Reference blog: Chain Forward Star - The Most Understandable Explanation, Algorithm Explanation: Bipartite Matching [Graph Theory], Hungarian Algorithm, Hungarian Algorithm and Augmenting Paths

I forgot to post it during the summer vacation 2333


@[TOC](Table of Contents)


1. Chain Forward Star#

1. What is it#

If the adjacency list is difficult to write but efficient, and the adjacency matrix is easy to write but inefficient, then the chain forward star is a relatively moderate data structure. The chain forward star is better, but the efficiency is not high. After optimizing to the chain forward star, the efficiency has been greatly improved. Although the use of chain forward star in the world is not very extensive, it is still an excellent data structure when you don't want to write a complex adjacency list.

- Excerpt from Baidu Baike

The chain forward star is actually a statically built adjacency list, a special edge set array, with a time efficiency of O(m) and a space efficiency of O(m). The traversal efficiency is also O(m), and it can conveniently find all adjacent edges of each node.

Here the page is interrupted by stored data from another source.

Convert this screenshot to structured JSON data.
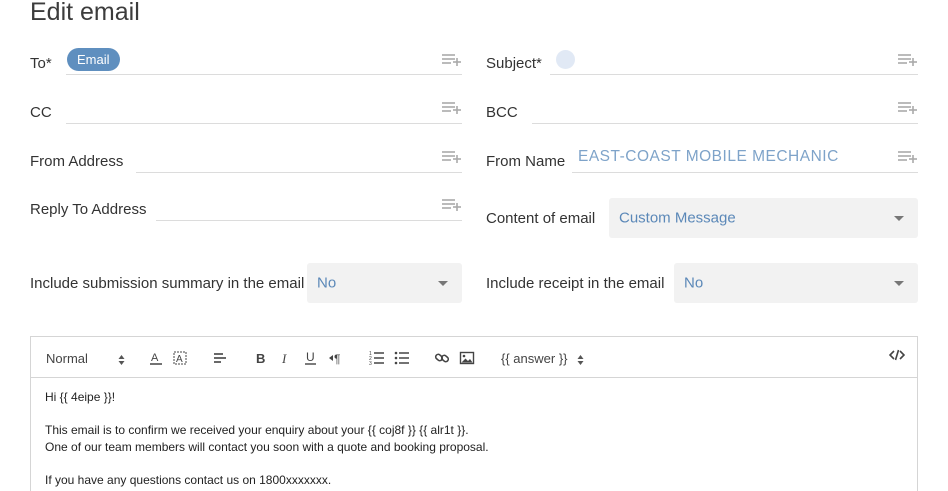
{
  "page": {
    "title": "Edit email"
  },
  "fields": {
    "to_label": "To*",
    "to_chip": "Email",
    "subject_label": "Subject*",
    "cc_label": "CC",
    "bcc_label": "BCC",
    "from_address_label": "From Address",
    "from_name_label": "From Name",
    "from_name_value": "EAST-COAST MOBILE MECHANIC",
    "reply_to_label": "Reply To Address",
    "content_label": "Content of email",
    "content_value": "Custom Message",
    "include_summary_label": "Include submission summary in the email",
    "include_summary_value": "No",
    "include_receipt_label": "Include receipt in the email",
    "include_receipt_value": "No"
  },
  "toolbar": {
    "format": "Normal",
    "answer": "{{ answer }}",
    "icons": [
      "font-color-icon",
      "highlight-icon",
      "align-icon",
      "bold-icon",
      "italic-icon",
      "underline-icon",
      "rtl-paragraph-icon",
      "ordered-list-icon",
      "bullet-list-icon",
      "link-icon",
      "image-icon",
      "source-code-icon"
    ]
  },
  "body": {
    "line1": "Hi {{ 4eipe }}!",
    "line2": "This email is to confirm we received your enquiry about your {{ coj8f }} {{ alr1t }}.",
    "line3": "One of our team members will contact you soon with a quote and booking proposal.",
    "line4": "If you have any questions contact us on 1800xxxxxxx."
  },
  "colors": {
    "chip": "#5f8fbf",
    "link_value": "#5b88b8",
    "from_name": "#7ea3c9",
    "select_bg": "#f2f2f2"
  }
}
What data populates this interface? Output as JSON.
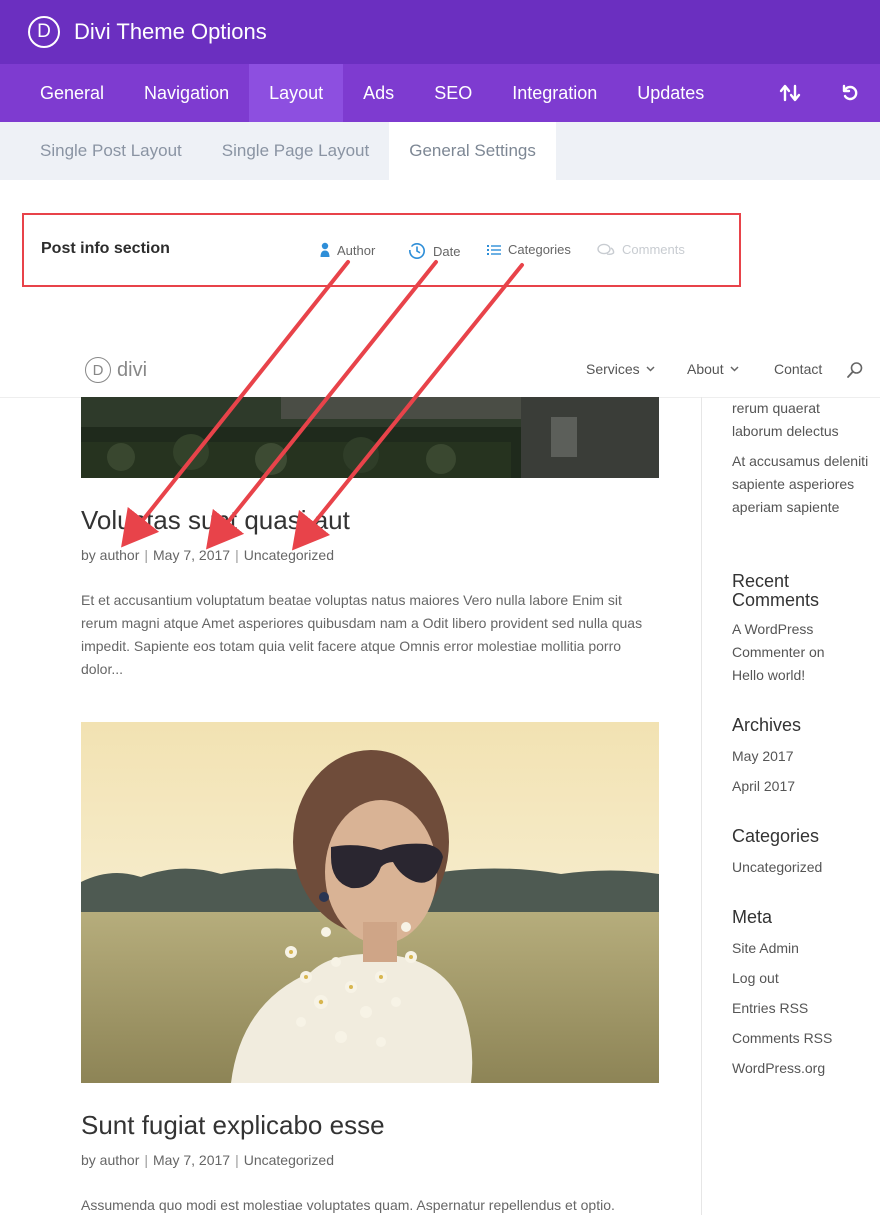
{
  "app": {
    "title": "Divi Theme Options",
    "logo_letter": "D"
  },
  "main_tabs": [
    {
      "label": "General"
    },
    {
      "label": "Navigation"
    },
    {
      "label": "Layout",
      "active": true
    },
    {
      "label": "Ads"
    },
    {
      "label": "SEO"
    },
    {
      "label": "Integration"
    },
    {
      "label": "Updates"
    }
  ],
  "tab_icons": [
    "import-export-icon",
    "reset-icon"
  ],
  "sub_tabs": [
    {
      "label": "Single Post Layout"
    },
    {
      "label": "Single Page Layout"
    },
    {
      "label": "General Settings",
      "active": true
    }
  ],
  "post_info": {
    "title": "Post info section",
    "options": [
      {
        "label": "Author",
        "icon": "user-icon",
        "enabled": true
      },
      {
        "label": "Date",
        "icon": "clock-icon",
        "enabled": true
      },
      {
        "label": "Categories",
        "icon": "list-icon",
        "enabled": true
      },
      {
        "label": "Comments",
        "icon": "comment-icon",
        "enabled": false
      }
    ]
  },
  "site": {
    "logo_letter": "D",
    "logo_text": "divi",
    "nav": [
      {
        "label": "Services",
        "has_dropdown": true
      },
      {
        "label": "About",
        "has_dropdown": true
      },
      {
        "label": "Contact",
        "has_dropdown": false
      }
    ]
  },
  "posts": [
    {
      "title": "Voluptas sunt quasi aut",
      "author": "by author",
      "date": "May 7, 2017",
      "category": "Uncategorized",
      "excerpt": "Et et accusantium voluptatum beatae voluptas natus maiores Vero nulla labore Enim sit rerum magni atque Amet asperiores quibusdam nam a Odit libero provident sed nulla quas impedit. Sapiente eos totam quia velit facere atque Omnis error molestiae mollitia porro dolor..."
    },
    {
      "title": "Sunt fugiat explicabo esse",
      "author": "by author",
      "date": "May 7, 2017",
      "category": "Uncategorized",
      "excerpt": "Assumenda quo modi est molestiae voluptates quam. Aspernatur repellendus et optio."
    }
  ],
  "sidebar": {
    "recent_posts": [
      "rerum quaerat laborum delectus",
      "At accusamus deleniti sapiente asperiores aperiam sapiente"
    ],
    "recent_comments": {
      "title": "Recent Comments",
      "items": [
        "A WordPress Commenter on Hello world!"
      ]
    },
    "archives": {
      "title": "Archives",
      "items": [
        "May 2017",
        "April 2017"
      ]
    },
    "categories": {
      "title": "Categories",
      "items": [
        "Uncategorized"
      ]
    },
    "meta": {
      "title": "Meta",
      "items": [
        "Site Admin",
        "Log out",
        "Entries RSS",
        "Comments RSS",
        "WordPress.org"
      ]
    }
  },
  "colors": {
    "header_purple": "#6b2fc0",
    "tabs_purple": "#7e3bd0",
    "active_tab": "#8d4fe0",
    "highlight_red": "#e8434a",
    "icon_blue": "#2e8ed8"
  }
}
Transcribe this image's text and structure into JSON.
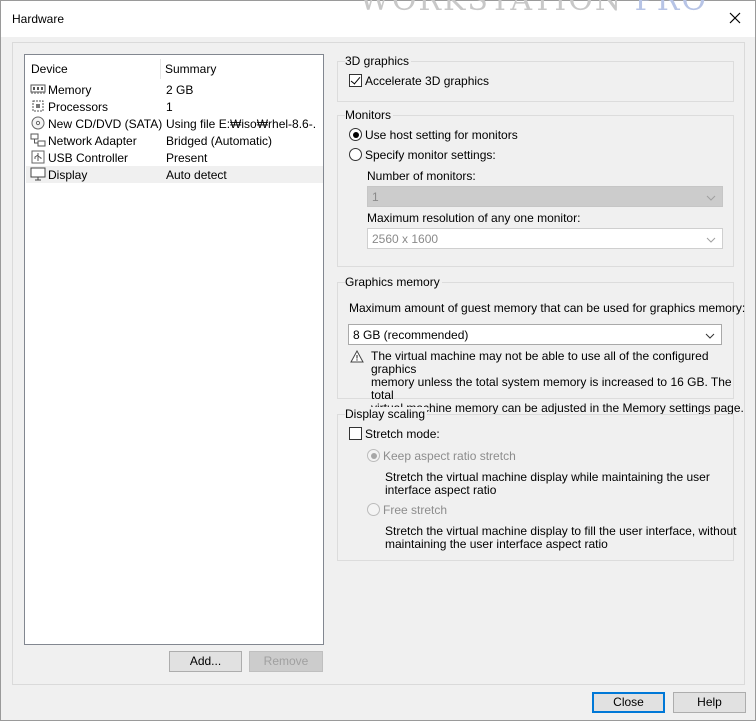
{
  "window": {
    "title": "Hardware"
  },
  "background_text": {
    "part1": "WORKSTATION ",
    "part2": "PRO"
  },
  "device_list": {
    "headers": {
      "device": "Device",
      "summary": "Summary"
    },
    "rows": [
      {
        "device": "Memory",
        "summary": "2 GB",
        "icon": "memory-icon"
      },
      {
        "device": "Processors",
        "summary": "1",
        "icon": "processor-icon"
      },
      {
        "device": "New CD/DVD (SATA)",
        "summary": "Using file E:₩iso₩rhel-8.6-...",
        "icon": "cd-dvd-icon"
      },
      {
        "device": "Network Adapter",
        "summary": "Bridged (Automatic)",
        "icon": "network-icon"
      },
      {
        "device": "USB Controller",
        "summary": "Present",
        "icon": "usb-icon"
      },
      {
        "device": "Display",
        "summary": "Auto detect",
        "icon": "display-icon"
      }
    ],
    "selected": "Display"
  },
  "buttons": {
    "add": "Add...",
    "remove": "Remove",
    "close": "Close",
    "help": "Help"
  },
  "graphics3d": {
    "title": "3D graphics",
    "accelerate_label": "Accelerate 3D graphics",
    "accelerate_checked": true
  },
  "monitors": {
    "title": "Monitors",
    "use_host_label": "Use host setting for monitors",
    "specify_label": "Specify monitor settings:",
    "selected": "use_host",
    "number_label": "Number of monitors:",
    "number_value": "1",
    "resolution_label": "Maximum resolution of any one monitor:",
    "resolution_value": "2560 x 1600"
  },
  "graphics_memory": {
    "title": "Graphics memory",
    "prompt": "Maximum amount of guest memory that can be used for graphics memory:",
    "value": "8 GB (recommended)",
    "warning_line1": "The virtual machine may not be able to use all of the configured graphics",
    "warning_line2": "memory unless the total system memory is increased to 16 GB. The total",
    "warning_line3": "virtual machine memory can be adjusted in the Memory settings page."
  },
  "display_scaling": {
    "title": "Display scaling",
    "stretch_label": "Stretch mode:",
    "stretch_checked": false,
    "keep_aspect_label": "Keep aspect ratio stretch",
    "keep_aspect_desc1": "Stretch the virtual machine display while maintaining the user",
    "keep_aspect_desc2": "interface aspect ratio",
    "free_label": "Free stretch",
    "free_desc1": "Stretch the virtual machine display to fill the user interface, without",
    "free_desc2": "maintaining the user interface aspect ratio"
  }
}
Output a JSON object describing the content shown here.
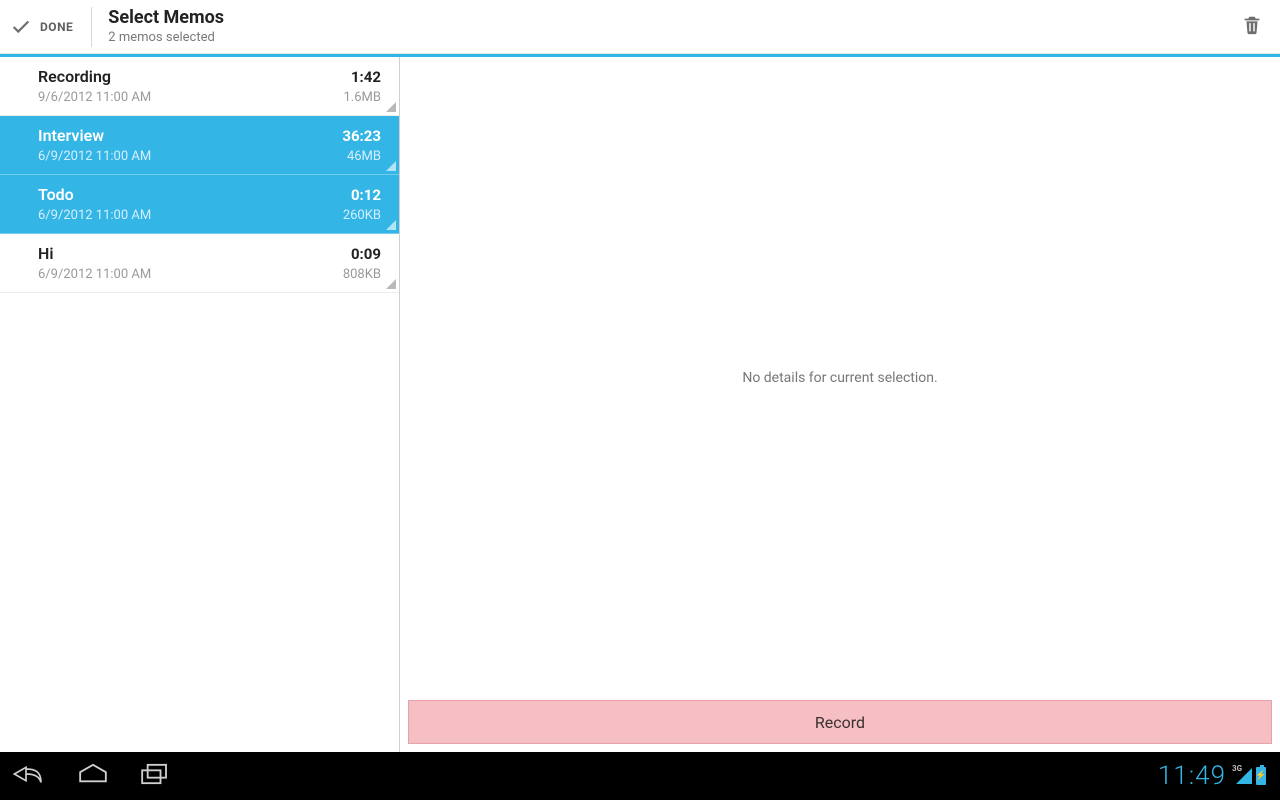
{
  "actionbar": {
    "done_label": "DONE",
    "title": "Select Memos",
    "subtitle": "2 memos selected"
  },
  "memos": [
    {
      "title": "Recording",
      "duration": "1:42",
      "date": "9/6/2012 11:00 AM",
      "size": "1.6MB",
      "selected": false
    },
    {
      "title": "Interview",
      "duration": "36:23",
      "date": "6/9/2012 11:00 AM",
      "size": "46MB",
      "selected": true
    },
    {
      "title": "Todo",
      "duration": "0:12",
      "date": "6/9/2012 11:00 AM",
      "size": "260KB",
      "selected": true
    },
    {
      "title": "Hi",
      "duration": "0:09",
      "date": "6/9/2012 11:00 AM",
      "size": "808KB",
      "selected": false
    }
  ],
  "detail": {
    "empty_message": "No details for current selection.",
    "record_label": "Record"
  },
  "system": {
    "clock": "11:49",
    "network_label": "3G"
  }
}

2. How to Store the Graph#

We need the following arrays:

  1. head[i] array, which represents the index of the first edge with i as the starting point. It is usually initialized as -1, indicating that there are no edges with this edge as the starting point.
  2. edge[i] structure array, where edge[i].to represents the end point of the i-th edge, edge[i].Next represents the storage position of the next edge with the same starting point as the i-th edge, and edge[i].w represents the edge weight.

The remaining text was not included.